I can start it in Cockpit but not in the console. Strange...I figured out: I need to issue the above command as user not as root.
Is it wrong to issuer this command as user? I setted up podman to use easyepg as user not as root.
Maybe that's why the container not starts during boot?Which podman owner are you using @stacksofplates : user or root?
I'm using user but not that way. I put the service in
/etc/systemd/systemand set a user in the unit file. So I still start it withsudo systemctl restart plexbut systemd uses the user defined in the unit file to run the service. -
@stacksofplates said in Fedora 31 Server, podman and SELinux:
@Woti said in Fedora 31 Server, podman and SELinux:
Hei, I wanted to try your solution. Fรธrst, I wanted to run meg container setup but I get this error:
systemctl --user status container-easyepg.service Failed to connect to bus: No such file or directoryI haven't changed anything since the last time and the container file exists...
I can start it in Cockpit but not in the console. Strange...I figured out: I need to issue the above command as user not as root.
Is it wrong to issuer this command as user? I setted up podman to use easyepg as user not as root.
Maybe that's why the container not starts during boot?Which podman owner are you using @stacksofplates : user or root?
I'm using user but not that way. I put the service in
/etc/systemd/systemand set a user in the unit file. So I still start it withsudo systemctl restart plexbut systemd uses the user defined in the unit file to run the service.Okay. I have mine in /home/user/.config... one or another hidden directory created by podman generate commando.
Stupid question maybe: but what is the unit file? -
@Woti said in Fedora 31 Server, podman and SELinux:
@stacksofplates said in Fedora 31 Server, podman and SELinux:
@Woti said in Fedora 31 Server, podman and SELinux:
Hei, I wanted to try your solution. Fรธrst, I wanted to run meg container setup but I get this error:
systemctl --user status container-easyepg.service Failed to connect to bus: No such file or directoryI haven't changed anything since the last time and the container file exists...

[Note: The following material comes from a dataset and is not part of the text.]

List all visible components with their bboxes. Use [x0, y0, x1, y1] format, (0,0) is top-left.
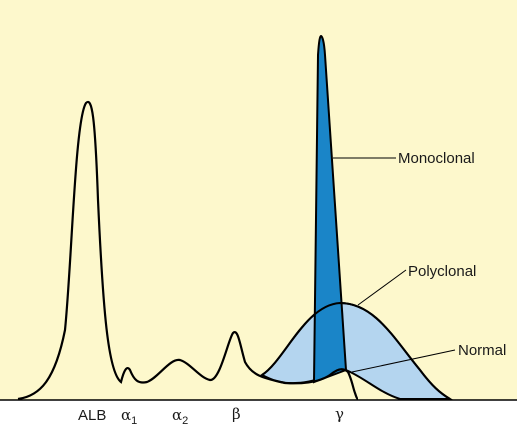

I can start it in Cockpit but not in the console. Strange...I figured out: I need to issue the above command as user not as root.
Is it wrong to issuer this command as user? I setted up podman to use easyepg as user not as root.

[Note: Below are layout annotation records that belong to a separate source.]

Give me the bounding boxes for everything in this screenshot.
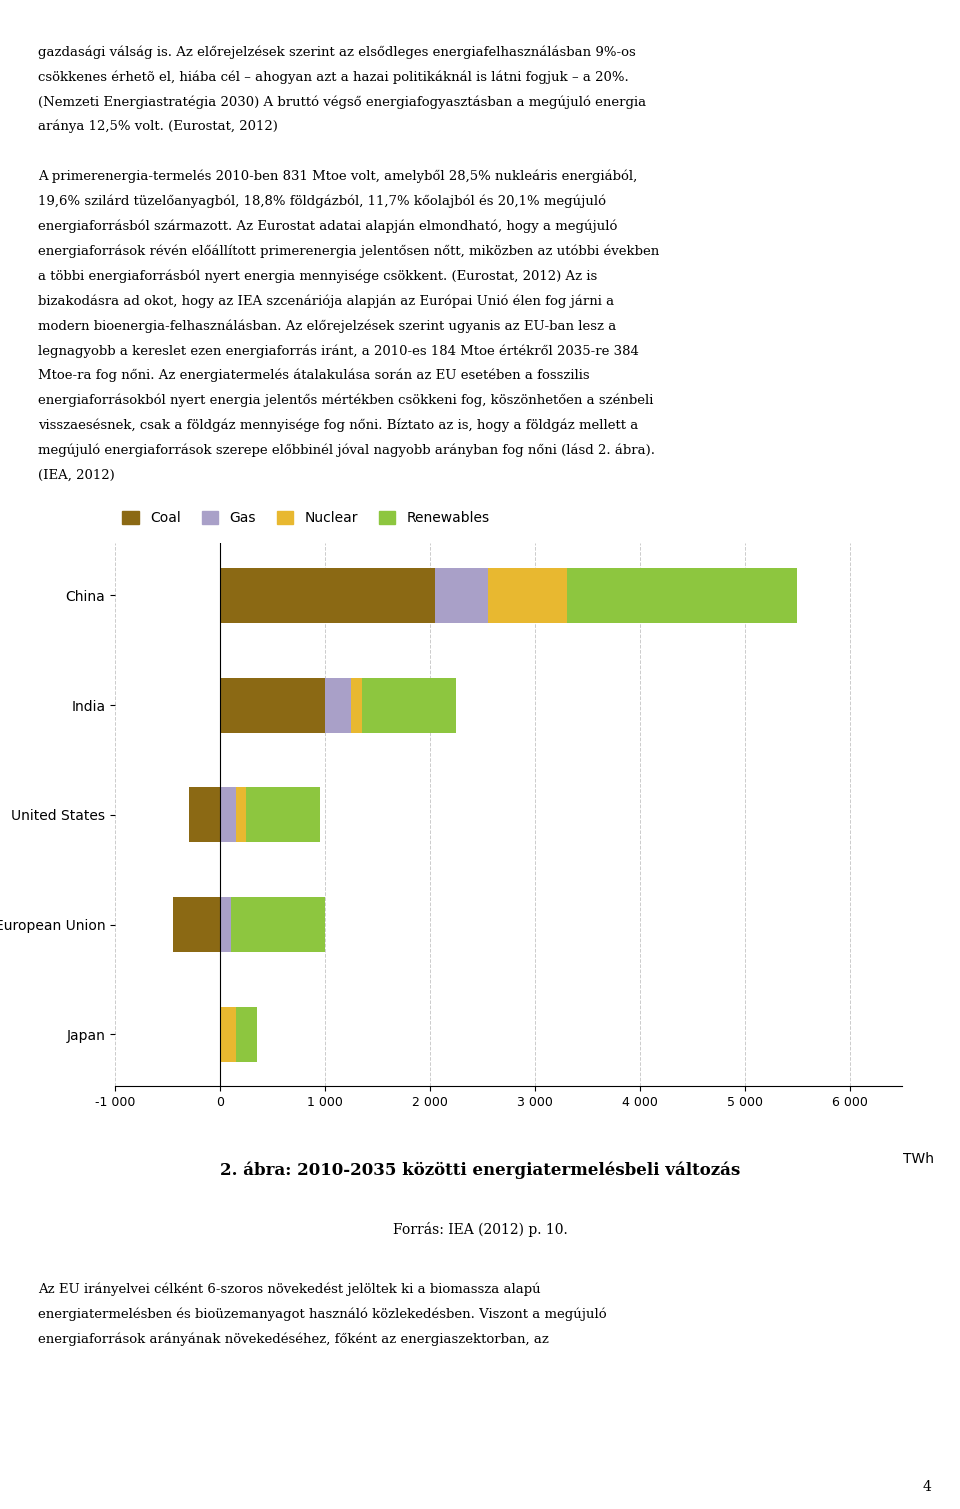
Bar: [247, 788, 320, 842]
Bar: [236, 788, 247, 842]
Text: gazdasági válság is. Az előrejelzések szerint az elsődleges energiafelhasználásb: gazdasági válság is. Az előrejelzések sz…: [38, 45, 636, 59]
Text: energiaforrások révén előállított primerenergia jelentősen nőtt, miközben az utó: energiaforrások révén előállított primer…: [38, 244, 660, 258]
Bar: [220, 898, 230, 952]
X-axis label: TWh: TWh: [902, 1151, 934, 1165]
Text: visszaesésnek, csak a földgáz mennyisége fog nőni. Bíztato az is, hogy a földgáz: visszaesésnek, csak a földgáz mennyisége…: [38, 420, 638, 432]
Text: energiatermelésben és bioüzemanyagot használó közlekedésben. Viszont a megújuló: energiatermelésben és bioüzemanyagot has…: [38, 1307, 607, 1320]
Text: csökkenes érhetõ el, hiába cél – ahogyan azt a hazai politikáknál is látni fogju: csökkenes érhetõ el, hiába cél – ahogyan…: [38, 69, 629, 83]
Text: modern bioenergia-felhasználásban. Az előrejelzések szerint ugyanis az EU-ban le: modern bioenergia-felhasználásban. Az el…: [38, 320, 616, 332]
Bar: [220, 567, 435, 623]
Text: energiaforrásokból nyert energia jelentős mértékben csökkeni fog, köszönhetően a: energiaforrásokból nyert energia jelentő…: [38, 394, 654, 407]
Bar: [220, 1007, 236, 1062]
Bar: [362, 678, 456, 732]
Text: 4: 4: [923, 1480, 931, 1494]
Text: energiaforrások arányának növekedéséhez, főként az energiaszektorban, az: energiaforrások arányának növekedéséhez,…: [38, 1332, 549, 1346]
Text: legnagyobb a kereslet ezen energiaforrás iránt, a 2010-es 184 Mtoe értékről 2035: legnagyobb a kereslet ezen energiaforrás…: [38, 344, 639, 358]
Text: Forrás: IEA (2012) p. 10.: Forrás: IEA (2012) p. 10.: [393, 1222, 567, 1237]
Bar: [189, 788, 220, 842]
Text: bizakodásra ad okot, hogy az IEA szcenáriója alapján az Európai Unió élen fog já: bizakodásra ad okot, hogy az IEA szcenár…: [38, 294, 614, 308]
Bar: [236, 1007, 257, 1062]
Text: megújuló energiaforrások szerepe előbbinél jóval nagyobb arányban fog nőni (lásd: megújuló energiaforrások szerepe előbbin…: [38, 444, 656, 457]
Bar: [325, 678, 351, 732]
Bar: [220, 678, 325, 732]
Bar: [351, 678, 362, 732]
Text: a többi energiaforrásból nyert energia mennyisége csökkent. (Eurostat, 2012) Az : a többi energiaforrásból nyert energia m…: [38, 270, 598, 282]
Bar: [173, 898, 220, 952]
Text: energiaforrásból származott. Az Eurostat adatai alapján elmondható, hogy a megúj: energiaforrásból származott. Az Eurostat…: [38, 220, 618, 232]
Bar: [435, 567, 488, 623]
Bar: [488, 567, 566, 623]
Text: (Nemzeti Energiastratégia 2030) A bruttó végső energiafogyasztásban a megújuló e: (Nemzeti Energiastratégia 2030) A bruttó…: [38, 95, 646, 109]
Bar: [566, 567, 798, 623]
Bar: [230, 898, 325, 952]
Text: (IEA, 2012): (IEA, 2012): [38, 468, 115, 481]
Text: 19,6% szilárd tüzelőanyagból, 18,8% földgázból, 11,7% kőolajból és 20,1% megújul: 19,6% szilárd tüzelőanyagból, 18,8% föld…: [38, 195, 607, 208]
Text: 2. ábra: 2010-2035 közötti energiatermelésbeli változás: 2. ábra: 2010-2035 közötti energiatermel…: [220, 1162, 740, 1180]
Text: Az EU irányelvei célként 6-szoros növekedést jelöltek ki a biomassza alapú: Az EU irányelvei célként 6-szoros növeke…: [38, 1283, 541, 1296]
Text: A primerenergia-termelés 2010-ben 831 Mtoe volt, amelyből 28,5% nukleáris energi: A primerenergia-termelés 2010-ben 831 Mt…: [38, 171, 637, 183]
Text: aránya 12,5% volt. (Eurostat, 2012): aránya 12,5% volt. (Eurostat, 2012): [38, 121, 278, 133]
Text: Mtoe-ra fog nőni. Az energiatermelés átalakulása során az EU esetében a fosszili: Mtoe-ra fog nőni. Az energiatermelés áta…: [38, 370, 590, 382]
Legend: Coal, Gas, Nuclear, Renewables: Coal, Gas, Nuclear, Renewables: [122, 512, 490, 525]
Bar: [220, 788, 236, 842]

Maybe that's why the container not starts during boot?Which podman owner are you using @stacksofplates : user or root?
I'm using user but not that way. I put the service in
/etc/systemd/systemand set a user in the unit file. So I still start it withsudo systemctl restart plexbut systemd uses the user defined in the unit file to run the service.Okay. I have mine in /home/user/.config... one or another hidden directory created by podman generate commando.
Stupid question maybe: but what is the unit file?It's the .service file. They're called units because there's a handful of different types (service, timer, path, target, etc)
-
Finally I found the solution here on github: https://github.com/containers/libpod/issues/5494
I used podman v1.8.0 this time I generated the easyepg.service file with podman generate. There was a bug in this version which not generated default.target. In later version it is fixed. Now it is working
[Install] WantedBy=multi-user.target default.target -
@Woti said in Fedora 31 Server, podman and SELinux:
Finally I found the solution here on github: https://github.com/containers/libpod/issues/5494
I used podman v1.8.0 this time I generated the easyepg.service file with podman generate. There was a bug in this version which not generated default.target. In later version it is fixed. Now it is working
[Install] WantedBy=multi-user.target default.targetAh ok. I don't use the generate hardly ever because it kind of defeats the purpose of a container. It hard codes the hash for the container instead of a name for some reason.
-
I see
I haven't tried your solution yet. But I did read about your kind of solution on Redhat Access sites.
The case with default.target is that, if podman containers runs as user they have no access on multi-user.target through systemd. If I did understand right That's why you have to use default.target instead.I'll try your solution in a VM soonly.